Possibility of pausing, Risk of killing, and potential for resuming a forget and prune command?

mlissner · February 29, 2020, 3:24pm

I’ve been running a forget and prune command for about a week and it looks like we’re going to be doing some networking maintenance this weekend. Three questions:

Any way to pause this process and resume it later?
Assuming a pause/resume is impossible, will killing the command cause any kinds of issues at any point or is there a safe way to do so?
Is there anything I can do to salvage the week of work it’s already done if I have to kill it?

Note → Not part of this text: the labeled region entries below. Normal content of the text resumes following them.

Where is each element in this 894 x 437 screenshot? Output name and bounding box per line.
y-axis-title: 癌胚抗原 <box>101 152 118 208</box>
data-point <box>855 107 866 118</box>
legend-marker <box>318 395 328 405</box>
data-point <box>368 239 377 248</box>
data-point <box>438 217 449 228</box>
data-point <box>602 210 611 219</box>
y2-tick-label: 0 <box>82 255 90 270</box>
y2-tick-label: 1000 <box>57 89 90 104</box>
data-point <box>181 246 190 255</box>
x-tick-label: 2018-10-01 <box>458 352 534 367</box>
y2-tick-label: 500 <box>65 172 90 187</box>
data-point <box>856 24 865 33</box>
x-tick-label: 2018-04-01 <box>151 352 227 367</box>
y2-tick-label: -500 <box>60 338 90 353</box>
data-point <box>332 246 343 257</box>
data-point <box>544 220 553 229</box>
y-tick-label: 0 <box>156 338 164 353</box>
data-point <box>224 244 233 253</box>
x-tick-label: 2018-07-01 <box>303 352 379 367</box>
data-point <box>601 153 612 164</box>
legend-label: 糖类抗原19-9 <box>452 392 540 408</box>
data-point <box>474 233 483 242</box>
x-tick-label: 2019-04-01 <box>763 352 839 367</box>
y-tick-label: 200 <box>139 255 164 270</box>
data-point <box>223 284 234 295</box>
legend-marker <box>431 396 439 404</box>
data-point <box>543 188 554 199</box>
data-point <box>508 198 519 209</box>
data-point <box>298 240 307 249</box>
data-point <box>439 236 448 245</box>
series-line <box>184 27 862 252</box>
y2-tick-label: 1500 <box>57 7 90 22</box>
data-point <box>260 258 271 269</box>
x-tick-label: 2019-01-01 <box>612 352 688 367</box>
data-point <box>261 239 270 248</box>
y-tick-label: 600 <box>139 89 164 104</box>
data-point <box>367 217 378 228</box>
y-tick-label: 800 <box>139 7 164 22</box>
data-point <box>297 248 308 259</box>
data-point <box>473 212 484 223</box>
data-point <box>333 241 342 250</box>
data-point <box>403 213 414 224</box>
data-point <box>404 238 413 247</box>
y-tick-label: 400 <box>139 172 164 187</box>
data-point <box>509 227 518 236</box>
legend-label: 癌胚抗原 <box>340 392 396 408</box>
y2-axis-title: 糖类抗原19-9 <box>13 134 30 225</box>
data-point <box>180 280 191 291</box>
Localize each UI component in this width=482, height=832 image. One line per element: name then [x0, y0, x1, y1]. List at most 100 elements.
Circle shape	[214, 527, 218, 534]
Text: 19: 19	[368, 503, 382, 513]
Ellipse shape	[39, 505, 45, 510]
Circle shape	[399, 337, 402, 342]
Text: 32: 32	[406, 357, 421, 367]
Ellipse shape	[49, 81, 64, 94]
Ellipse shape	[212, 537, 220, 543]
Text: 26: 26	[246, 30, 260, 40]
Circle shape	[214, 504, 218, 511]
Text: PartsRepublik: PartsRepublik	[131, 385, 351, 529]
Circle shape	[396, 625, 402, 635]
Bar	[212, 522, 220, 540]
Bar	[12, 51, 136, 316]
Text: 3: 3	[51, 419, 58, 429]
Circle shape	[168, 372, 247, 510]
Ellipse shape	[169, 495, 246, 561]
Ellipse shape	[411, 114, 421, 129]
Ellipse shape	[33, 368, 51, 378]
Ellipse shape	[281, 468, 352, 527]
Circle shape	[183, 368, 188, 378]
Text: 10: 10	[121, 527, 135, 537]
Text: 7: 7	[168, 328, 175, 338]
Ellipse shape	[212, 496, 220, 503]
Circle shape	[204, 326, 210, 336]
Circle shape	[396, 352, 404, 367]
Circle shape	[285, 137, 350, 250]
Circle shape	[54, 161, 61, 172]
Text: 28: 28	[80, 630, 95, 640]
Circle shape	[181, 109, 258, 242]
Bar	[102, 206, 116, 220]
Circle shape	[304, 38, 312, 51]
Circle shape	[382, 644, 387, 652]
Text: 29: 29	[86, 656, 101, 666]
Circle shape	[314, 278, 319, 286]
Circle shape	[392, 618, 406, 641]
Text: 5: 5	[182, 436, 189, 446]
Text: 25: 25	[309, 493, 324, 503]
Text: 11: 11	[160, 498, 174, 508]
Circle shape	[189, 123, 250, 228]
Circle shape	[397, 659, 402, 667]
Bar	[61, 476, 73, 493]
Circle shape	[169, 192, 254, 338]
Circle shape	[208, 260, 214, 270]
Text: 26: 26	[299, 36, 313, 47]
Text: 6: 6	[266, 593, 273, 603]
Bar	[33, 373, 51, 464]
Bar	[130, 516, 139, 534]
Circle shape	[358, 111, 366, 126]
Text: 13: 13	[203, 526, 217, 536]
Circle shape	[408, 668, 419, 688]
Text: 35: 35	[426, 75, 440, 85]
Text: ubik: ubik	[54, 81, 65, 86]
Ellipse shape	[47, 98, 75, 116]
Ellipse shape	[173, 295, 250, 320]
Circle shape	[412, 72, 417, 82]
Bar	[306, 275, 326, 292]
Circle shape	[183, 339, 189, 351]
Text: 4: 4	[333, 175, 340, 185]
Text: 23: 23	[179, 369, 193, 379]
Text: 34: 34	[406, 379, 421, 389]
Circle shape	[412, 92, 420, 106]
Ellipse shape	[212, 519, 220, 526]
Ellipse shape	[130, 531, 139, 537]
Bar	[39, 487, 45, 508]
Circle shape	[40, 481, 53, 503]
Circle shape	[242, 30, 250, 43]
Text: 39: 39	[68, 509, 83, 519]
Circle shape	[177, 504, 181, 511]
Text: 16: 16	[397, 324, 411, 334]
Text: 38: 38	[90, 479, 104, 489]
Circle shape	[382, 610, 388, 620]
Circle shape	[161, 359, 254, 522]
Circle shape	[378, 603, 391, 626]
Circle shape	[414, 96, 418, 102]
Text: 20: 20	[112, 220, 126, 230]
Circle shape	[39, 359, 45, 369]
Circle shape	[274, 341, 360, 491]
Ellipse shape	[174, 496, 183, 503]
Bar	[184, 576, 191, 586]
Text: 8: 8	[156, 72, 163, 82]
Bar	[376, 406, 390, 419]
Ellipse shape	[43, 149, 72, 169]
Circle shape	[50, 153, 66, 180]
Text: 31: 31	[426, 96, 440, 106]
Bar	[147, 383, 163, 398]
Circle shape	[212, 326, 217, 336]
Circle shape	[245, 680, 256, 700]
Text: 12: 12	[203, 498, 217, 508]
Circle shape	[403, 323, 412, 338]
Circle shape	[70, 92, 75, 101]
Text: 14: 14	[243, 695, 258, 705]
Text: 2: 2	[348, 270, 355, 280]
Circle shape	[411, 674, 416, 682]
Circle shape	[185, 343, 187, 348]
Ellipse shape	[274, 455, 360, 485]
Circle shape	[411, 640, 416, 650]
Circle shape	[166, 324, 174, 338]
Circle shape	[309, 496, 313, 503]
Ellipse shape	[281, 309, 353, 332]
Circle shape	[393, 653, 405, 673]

Here’s the current status:

158 snapshots have been removed, running prune
counting files in repo
building new index for repo
Remove(<lock/e5c559ef2a>) returned error, retrying after 708.613426ms: Delete: b2_delete_file_version: 401:
[74:08:42] 100.00%  2337523 / 2337523 packs
repository contains 2337523 packs (6331452 blobs) with 12.437 TiB
processed 6331452 blobs: 1205 duplicate blobs, 1.821 GiB duplicate
load all snapshots
find data that is still in use for 7 snapshots
[0:09] 100.00%  7 / 7 snapshots
found 464185 of 6331452 data blobs still in use, removing 5867267 blobs
will remove 0 invalid files
will delete 2126818 packs and rewrite 48062 packs, this frees 11.457 TiB
[17:11:53] 100.00%  48062 / 48062 packs rewritten
counting files in repo
[5:55:47] 100.00%  179479 / 179479 packs
finding old index files
saved new indexes as [278a4115 ae633cc0 acdc5e71 8e0ca6f5 9eaf48d9 9f8b3d14 0f7af28c fa8c1eb8 22f23d40 69d59870 eb66fdeb 40c9efdc c998c783 e40d98c9 108311bb 49a9efbc 7487b3a3 52da13c8 edaa3377 e05f0926 b6c7c100 afc5e1ed f97e0f85 156bcee1 092995de 900deb00 fb6faabe 55e6625e 62b5e9e8 1c58e90a 20100946 5f51edc7 94de6103 7213a8fb 7ba45c62 6daa7cf1 9c1756cc 3293114e 0b32a51f 3218dd27 5f9f7692 d8852160 52b83e03 19752999 e854d9d2 956db2fa f62697cb d3dd3609 8827a9d3 06d7437f 0bd449f2 fd77c0ca 41db9baf ff14ffcc 2ff8e0d5 333d3511 359be7d8 ecbfe72c 26f31138 0ce43382]
remove 3148 old index files
[12:32:33] 3.83% 83494 / 2174880 packs deleted

Thanks for any ideas.

cdhowie · March 1, 2020, 5:59am

If on Linux, you could try CTRL+Z and leaving the terminal session open. Later you can run fg to resume the process.

If any network activity is ongoing, restic should retry it.

You absolutely cannot run any operations against the repository while the prune operation is suspended. Data loss can result. Prune’s lock should still be in the repository, so you’ll be fine as long as neither you nor any of your backup scripts call restic unlock.

All restic commands are designed to leave the repository in a consistent state when killed. Usually, the worst-case scenario is the creation of some redundant data which a future prune operation will clean up.

mlissner · March 1, 2020, 6:25am

Thanks so much. This is really great information. I’ll report back about how CTRL+Z goes, though the latest from the hardware folks is that the network maintenance may be postponed.

nicnab · March 1, 2020, 10:22am

May I add taking a look at tmux as well? I use that whenever I do work via ssh and want to feel safe that a broken connection doesn’t affect my processes.